Bleibt noch zu berichten, wie ich privat mit der strukturellen Unsicherheit des Internets umgehe. Ich arbeite viel mit dem Computer, sehr viel sogar. So programmiere ich intensiv, befasse mich mit Algorithmen usw. Ich schreibe relativ viel, bearbeite und verwalte eine Unmenge von Fotos. Ich schaue mir Filme auf DVDs an, gestalte Dinge für den 3D-Drucker mit Blender, gestalte Seiten für meine Homepage. Usw. Für all diese Tätigkeiten, die etwa 90% meiner Computerarbeit ausmachen, benötige ich kein Internet. Folgerichtig benutze ich dafür einen Rechner ohne Intenetanbindung; so brauche ich mich nicht mit Hackerangriffen herumzuschlagen, und meine sensiblen, persönlichen Daten verlassen nicht meine 4 Wände. Ja, wenn ich gelegentlich mal etwas unter Windows erledigen muss, starte ich Windows XP (jawohl, richtig gelesen: XP) mit seiner klaren Bedienungsoberfläche. Nach XP ging’s ja nur noch bergab.
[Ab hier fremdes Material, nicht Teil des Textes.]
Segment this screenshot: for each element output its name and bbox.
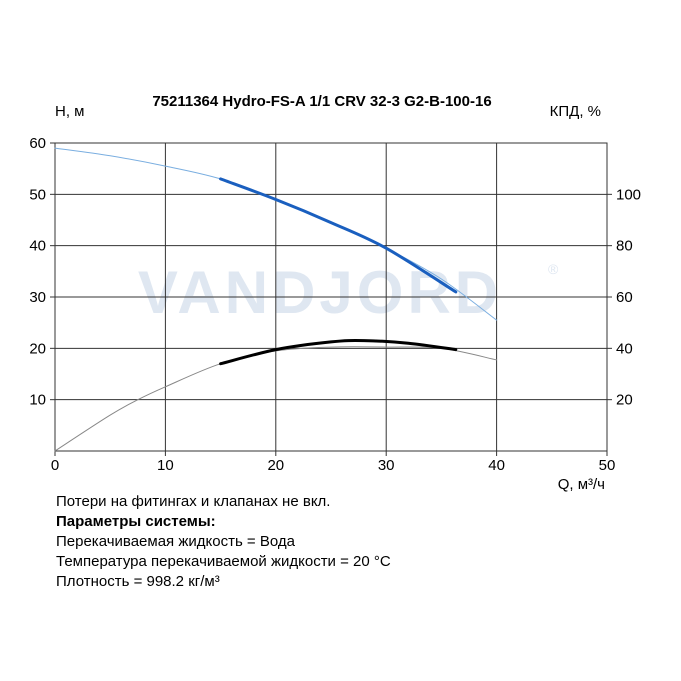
note-density: Плотность = 998.2 кг/м³ bbox=[56, 573, 220, 590]
tick-labels: 0 10 20 30 40 50 10 20 30 40 50 60 20 40 60 80 100 bbox=[29, 135, 641, 474]
notes-block: Потери на фитингах и клапанах не вкл. Па… bbox=[56, 492, 391, 592]
y-axis-label: H, м bbox=[55, 103, 84, 120]
x-tick-label: 40 bbox=[488, 457, 505, 474]
y-tick-label: 60 bbox=[29, 135, 46, 152]
x-tick-label: 20 bbox=[267, 457, 284, 474]
grid bbox=[50, 142, 612, 456]
y-tick-label: 40 bbox=[29, 238, 46, 255]
chart-title: 75211364 Hydro-FS-A 1/1 CRV 32-3 G2-B-10… bbox=[152, 93, 491, 110]
watermark-registered-icon: ® bbox=[548, 261, 559, 277]
efficiency-curve-operating bbox=[219, 339, 458, 366]
x-tick-label: 30 bbox=[378, 457, 395, 474]
note-losses: Потери на фитингах и клапанах не вкл. bbox=[56, 493, 331, 510]
y-tick-label: 10 bbox=[29, 392, 46, 409]
note-fluid: Перекачиваемая жидкость = Вода bbox=[56, 533, 295, 550]
y2-axis-label: КПД, % bbox=[550, 103, 601, 120]
y-tick-label: 50 bbox=[29, 186, 46, 203]
y2-tick-label: 100 bbox=[616, 186, 641, 203]
y2-tick-label: 80 bbox=[616, 238, 633, 255]
y2-tick-label: 40 bbox=[616, 340, 633, 357]
y-tick-label: 30 bbox=[29, 289, 46, 306]
y-tick-label: 20 bbox=[29, 340, 46, 357]
head-curve-operating bbox=[219, 177, 458, 294]
note-system-params-heading: Параметры системы: bbox=[56, 513, 216, 530]
x-tick-label: 0 bbox=[51, 457, 59, 474]
series bbox=[54, 147, 498, 452]
y2-tick-label: 60 bbox=[616, 289, 633, 306]
x-tick-label: 10 bbox=[157, 457, 174, 474]
watermark-text: VANDJORD bbox=[138, 259, 502, 326]
note-temperature: Температура перекачиваемой жидкости = 20… bbox=[56, 553, 391, 570]
y2-tick-label: 20 bbox=[616, 392, 633, 409]
x-tick-label: 50 bbox=[599, 457, 616, 474]
x-axis-label: Q, м³/ч bbox=[558, 476, 605, 493]
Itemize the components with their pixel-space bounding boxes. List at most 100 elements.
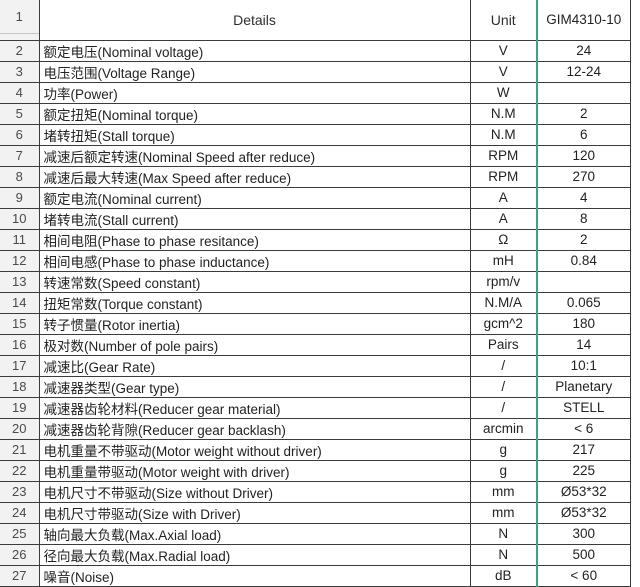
value-cell[interactable]: 270 bbox=[536, 165, 631, 188]
unit-cell[interactable]: g bbox=[469, 459, 538, 482]
detail-cell[interactable]: 扭矩常数(Torque constant) bbox=[38, 291, 471, 314]
value-cell[interactable]: 14 bbox=[536, 333, 631, 356]
row-number-cell[interactable]: 19 bbox=[0, 396, 40, 419]
row-number-cell[interactable]: 20 bbox=[0, 417, 40, 440]
detail-cell[interactable]: 功率(Power) bbox=[38, 81, 471, 104]
value-cell[interactable]: 500 bbox=[536, 543, 631, 566]
detail-cell[interactable]: 极对数(Number of pole pairs) bbox=[38, 333, 471, 356]
unit-cell[interactable]: g bbox=[469, 438, 538, 461]
value-cell[interactable]: 180 bbox=[536, 312, 631, 335]
value-cell[interactable]: 120 bbox=[536, 144, 631, 167]
row-number-cell[interactable]: 7 bbox=[0, 144, 40, 167]
unit-cell[interactable]: rpm/v bbox=[469, 270, 538, 293]
details-column-header[interactable]: Details bbox=[38, 0, 471, 41]
row-number-cell[interactable]: 12 bbox=[0, 249, 40, 272]
detail-cell[interactable]: 减速后最大转速(Max Speed after reduce) bbox=[38, 165, 471, 188]
detail-cell[interactable]: 减速比(Gear Rate) bbox=[38, 354, 471, 377]
row-number-cell[interactable]: 5 bbox=[0, 102, 40, 125]
unit-cell[interactable]: N.M/A bbox=[469, 291, 538, 314]
model-column-header[interactable]: GIM4310-10 bbox=[536, 0, 631, 41]
row-number-cell[interactable]: 17 bbox=[0, 354, 40, 377]
unit-cell[interactable]: dB bbox=[469, 564, 538, 587]
value-cell[interactable] bbox=[536, 270, 631, 293]
value-cell[interactable]: 217 bbox=[536, 438, 631, 461]
row-number-cell[interactable]: 8 bbox=[0, 165, 40, 188]
unit-cell[interactable]: N.M bbox=[469, 102, 538, 125]
row-number-cell[interactable]: 18 bbox=[0, 375, 40, 398]
unit-cell[interactable]: N bbox=[469, 543, 538, 566]
unit-cell[interactable]: A bbox=[469, 207, 538, 230]
unit-cell[interactable]: V bbox=[469, 60, 538, 83]
unit-cell[interactable]: V bbox=[469, 39, 538, 62]
detail-cell[interactable]: 堵转电流(Stall current) bbox=[38, 207, 471, 230]
unit-cell[interactable]: / bbox=[469, 375, 538, 398]
value-cell[interactable] bbox=[536, 81, 631, 104]
unit-cell[interactable]: mm bbox=[469, 480, 538, 503]
value-cell[interactable]: < 6 bbox=[536, 417, 631, 440]
detail-cell[interactable]: 转速常数(Speed constant) bbox=[38, 270, 471, 293]
row-number-cell[interactable]: 4 bbox=[0, 81, 40, 104]
row-number-cell[interactable]: 24 bbox=[0, 501, 40, 524]
value-cell[interactable]: < 60 bbox=[536, 564, 631, 587]
value-cell[interactable]: 12-24 bbox=[536, 60, 631, 83]
value-cell[interactable]: 10:1 bbox=[536, 354, 631, 377]
value-cell[interactable]: 6 bbox=[536, 123, 631, 146]
unit-cell[interactable]: / bbox=[469, 354, 538, 377]
unit-cell[interactable]: Ω bbox=[469, 228, 538, 251]
value-cell[interactable]: 8 bbox=[536, 207, 631, 230]
row-number-cell[interactable]: 26 bbox=[0, 543, 40, 566]
value-cell[interactable]: 300 bbox=[536, 522, 631, 545]
detail-cell[interactable]: 减速器齿轮背隙(Reducer gear backlash) bbox=[38, 417, 471, 440]
value-cell[interactable]: 2 bbox=[536, 102, 631, 125]
value-cell[interactable]: 0.84 bbox=[536, 249, 631, 272]
row-number-cell[interactable]: 13 bbox=[0, 270, 40, 293]
detail-cell[interactable]: 堵转扭矩(Stall torque) bbox=[38, 123, 471, 146]
row-number-cell[interactable]: 22 bbox=[0, 459, 40, 482]
unit-cell[interactable]: A bbox=[469, 186, 538, 209]
detail-cell[interactable]: 电机重量带驱动(Motor weight with driver) bbox=[38, 459, 471, 482]
detail-cell[interactable]: 电压范围(Voltage Range) bbox=[38, 60, 471, 83]
row-number-header-cell[interactable]: 1 bbox=[0, 0, 40, 41]
row-number-cell[interactable]: 27 bbox=[0, 564, 40, 587]
detail-cell[interactable]: 减速后额定转速(Nominal Speed after reduce) bbox=[38, 144, 471, 167]
detail-cell[interactable]: 相间电感(Phase to phase inductance) bbox=[38, 249, 471, 272]
row-number-cell[interactable]: 3 bbox=[0, 60, 40, 83]
value-cell[interactable]: Planetary bbox=[536, 375, 631, 398]
detail-cell[interactable]: 额定电流(Nominal current) bbox=[38, 186, 471, 209]
detail-cell[interactable]: 电机重量不带驱动(Motor weight without driver) bbox=[38, 438, 471, 461]
detail-cell[interactable]: 噪音(Noise) bbox=[38, 564, 471, 587]
value-cell[interactable]: 2 bbox=[536, 228, 631, 251]
unit-cell[interactable]: / bbox=[469, 396, 538, 419]
detail-cell[interactable]: 减速器齿轮材料(Reducer gear material) bbox=[38, 396, 471, 419]
row-number-cell[interactable]: 23 bbox=[0, 480, 40, 503]
row-number-cell[interactable]: 21 bbox=[0, 438, 40, 461]
detail-cell[interactable]: 额定扭矩(Nominal torque) bbox=[38, 102, 471, 125]
row-number-cell[interactable]: 10 bbox=[0, 207, 40, 230]
row-number-cell[interactable]: 9 bbox=[0, 186, 40, 209]
detail-cell[interactable]: 转子惯量(Rotor inertia) bbox=[38, 312, 471, 335]
detail-cell[interactable]: 电机尺寸带驱动(Size with Driver) bbox=[38, 501, 471, 524]
detail-cell[interactable]: 额定电压(Nominal voltage) bbox=[38, 39, 471, 62]
unit-cell[interactable]: N bbox=[469, 522, 538, 545]
unit-cell[interactable]: mH bbox=[469, 249, 538, 272]
unit-cell[interactable]: gcm^2 bbox=[469, 312, 538, 335]
unit-column-header[interactable]: Unit bbox=[469, 0, 538, 41]
detail-cell[interactable]: 轴向最大负载(Max.Axial load) bbox=[38, 522, 471, 545]
row-number-cell[interactable]: 16 bbox=[0, 333, 40, 356]
unit-cell[interactable]: RPM bbox=[469, 165, 538, 188]
value-cell[interactable]: STELL bbox=[536, 396, 631, 419]
value-cell[interactable]: 225 bbox=[536, 459, 631, 482]
value-cell[interactable]: 24 bbox=[536, 39, 631, 62]
unit-cell[interactable]: W bbox=[469, 81, 538, 104]
unit-cell[interactable]: RPM bbox=[469, 144, 538, 167]
detail-cell[interactable]: 减速器类型(Gear type) bbox=[38, 375, 471, 398]
unit-cell[interactable]: arcmin bbox=[469, 417, 538, 440]
value-cell[interactable]: 0.065 bbox=[536, 291, 631, 314]
unit-cell[interactable]: Pairs bbox=[469, 333, 538, 356]
detail-cell[interactable]: 相间电阻(Phase to phase resitance) bbox=[38, 228, 471, 251]
value-cell[interactable]: Ø53*32 bbox=[536, 480, 631, 503]
row-number-cell[interactable]: 14 bbox=[0, 291, 40, 314]
row-number-cell[interactable]: 2 bbox=[0, 39, 40, 62]
row-number-cell[interactable]: 25 bbox=[0, 522, 40, 545]
row-number-cell[interactable]: 15 bbox=[0, 312, 40, 335]
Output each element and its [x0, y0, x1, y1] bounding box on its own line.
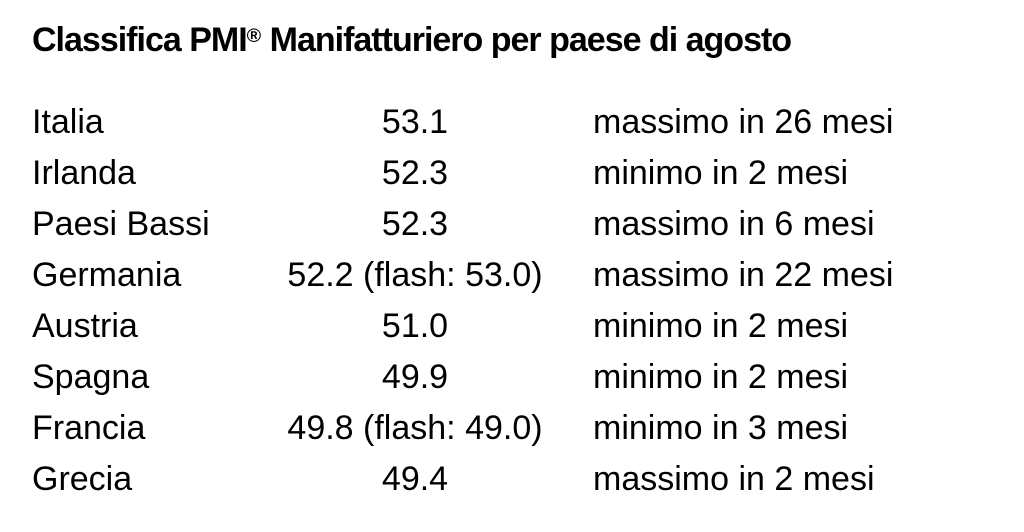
country-cell: Irlanda [32, 153, 136, 192]
value-cell: 52.3 [381, 153, 449, 192]
registered-trademark-symbol: ® [246, 25, 262, 48]
trend-cell: massimo in 2 mesi [593, 459, 875, 498]
table-row: Spagna 49.9 minimo in 2 mesi [32, 352, 1024, 403]
country-cell: Paesi Bassi [32, 204, 210, 243]
trend-cell: minimo in 2 mesi [593, 357, 849, 396]
table-row: Italia 53.1 massimo in 26 mesi [32, 97, 1024, 148]
table-row: Grecia 49.4 massimo in 2 mesi [32, 454, 1024, 505]
value-cell: 49.4 [381, 459, 449, 498]
trend-cell: minimo in 3 mesi [593, 408, 849, 447]
table-row: Paesi Bassi 52.3 massimo in 6 mesi [32, 199, 1024, 250]
pmi-ranking-document: Classifica PMI® Manifatturiero per paese… [32, 20, 1024, 505]
trend-cell: massimo in 22 mesi [593, 255, 894, 294]
title-text-suffix: Manifatturiero per paese di agosto [261, 21, 792, 59]
trend-cell: minimo in 2 mesi [593, 153, 849, 192]
value-cell: 52.3 [381, 204, 449, 243]
country-cell: Germania [32, 255, 182, 294]
trend-cell: minimo in 2 mesi [593, 306, 849, 345]
country-cell: Francia [32, 408, 146, 447]
country-cell: Spagna [32, 357, 150, 396]
page-title: Classifica PMI® Manifatturiero per paese… [32, 20, 1024, 61]
pmi-country-table: Italia 53.1 massimo in 26 mesi Irlanda 52.3 m… [32, 97, 1024, 505]
trend-cell: massimo in 26 mesi [593, 102, 894, 141]
value-cell: 52.2 (flash: 53.0) [287, 255, 543, 294]
value-cell: 53.1 [381, 102, 449, 141]
country-cell: Austria [32, 306, 138, 345]
value-cell: 49.8 (flash: 49.0) [287, 408, 543, 447]
value-cell: 49.9 [381, 357, 449, 396]
title-text: Classifica PMI [32, 21, 248, 59]
table-row: Germania 52.2 (flash: 53.0) massimo in 22 … [32, 250, 1024, 301]
table-row: Irlanda 52.3 minimo in 2 mesi [32, 148, 1024, 199]
country-cell: Grecia [32, 459, 133, 498]
country-cell: Italia [32, 102, 104, 141]
trend-cell: massimo in 6 mesi [593, 204, 875, 243]
table-row: Francia 49.8 (flash: 49.0) minimo in 3 mes… [32, 403, 1024, 454]
value-cell: 51.0 [381, 306, 449, 345]
table-row: Austria 51.0 minimo in 2 mesi [32, 301, 1024, 352]
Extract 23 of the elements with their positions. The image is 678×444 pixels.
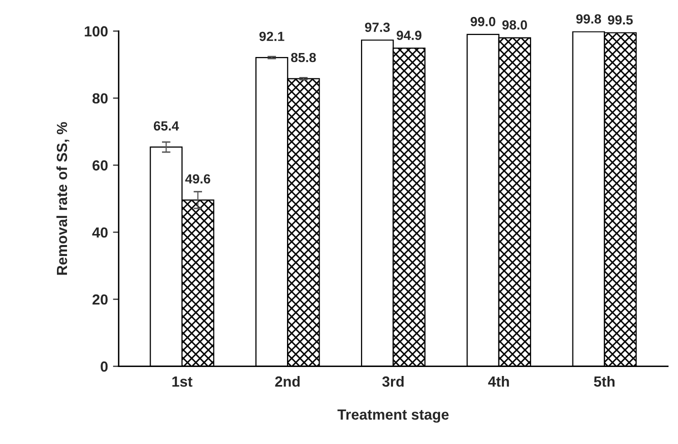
data-label: 92.1 bbox=[259, 32, 284, 42]
y-tick-label: 40 bbox=[92, 227, 108, 238]
y-axis-title: Removal rate of SS, % bbox=[56, 122, 70, 275]
data-label: 65.4 bbox=[154, 121, 179, 131]
data-label: 85.8 bbox=[291, 52, 316, 62]
y-tick-label: 100 bbox=[84, 26, 108, 37]
y-tick-label: 0 bbox=[100, 361, 108, 372]
data-label: 99.5 bbox=[608, 15, 633, 25]
data-label: 94.9 bbox=[396, 30, 422, 40]
x-tick-label: 4th bbox=[488, 376, 509, 387]
data-label: 99.0 bbox=[470, 16, 496, 26]
x-tick-label: 5th bbox=[594, 376, 614, 387]
data-label: 99.8 bbox=[576, 14, 602, 24]
x-tick-label: 2nd bbox=[275, 376, 300, 387]
data-label: 49.6 bbox=[185, 174, 210, 184]
y-tick-label: 60 bbox=[92, 160, 108, 171]
data-label: 98.0 bbox=[502, 20, 527, 30]
x-tick-label: 1st bbox=[172, 376, 192, 387]
x-axis-title: Treatment stage bbox=[337, 410, 449, 423]
y-tick-label: 80 bbox=[92, 93, 108, 104]
x-tick-label: 3rd bbox=[382, 376, 404, 387]
y-tick-label: 20 bbox=[92, 294, 108, 305]
data-label: 97.3 bbox=[365, 22, 390, 32]
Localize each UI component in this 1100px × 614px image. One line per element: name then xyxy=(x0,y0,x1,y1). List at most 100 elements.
Sicher, ganz ohne Internet geht es auch bei mir nicht. Dazu setze ich mich an den anderen Rechner, aber hier gilt die eiserne Devise: Ins Internet geht es nur unter Linux. Sollten wichtige Daten anfallen (der meiste Kram aus dem Internet ist relativ wertlos und schnell zu ersetzen), dann werden sie mittels Transport-Festplatte in den sicheren (= internetfreien) Rechner befördert.

Im übrigen gehe ich nicht davon aus, dass bei mir die Bedeutung des Internets zunimmt, denn das Netz wird immer sperriger und unbrauchbarer. Trotz Glasfaseranschluss muss ich seit einigen Wochen mitunter bis zu 3 Minuten warten, bevor eine Seite geladen ist. Erinnerung an alte Modem-Zeiten. Und die Suchmaschine von Google? Nur ein Beispiel: Ich suchte nach Informationen über den Vogel Condor. Fehleanzeige, nur Hinweise auf kommerzielle Seiten. Endlose Liste von Firmen, die „Condor“ im Namen enthalten, und natürlich auch Links zum berühmten Flugzeug mit den Delta-Flügeln, meistens auch mit kommerziellem Bezug. Sachliche Informationen? Uninteressant für Google, weil damit keine Moneten zu verdienen sind. Ab in die hinteren Reihen. Die kommerzielle Versumpfung in Form von Werbeeinnahmen ist neben der prinzipiellen Unsicherheit der zweite faule Stamm, auf dem das Internet gelagert ist.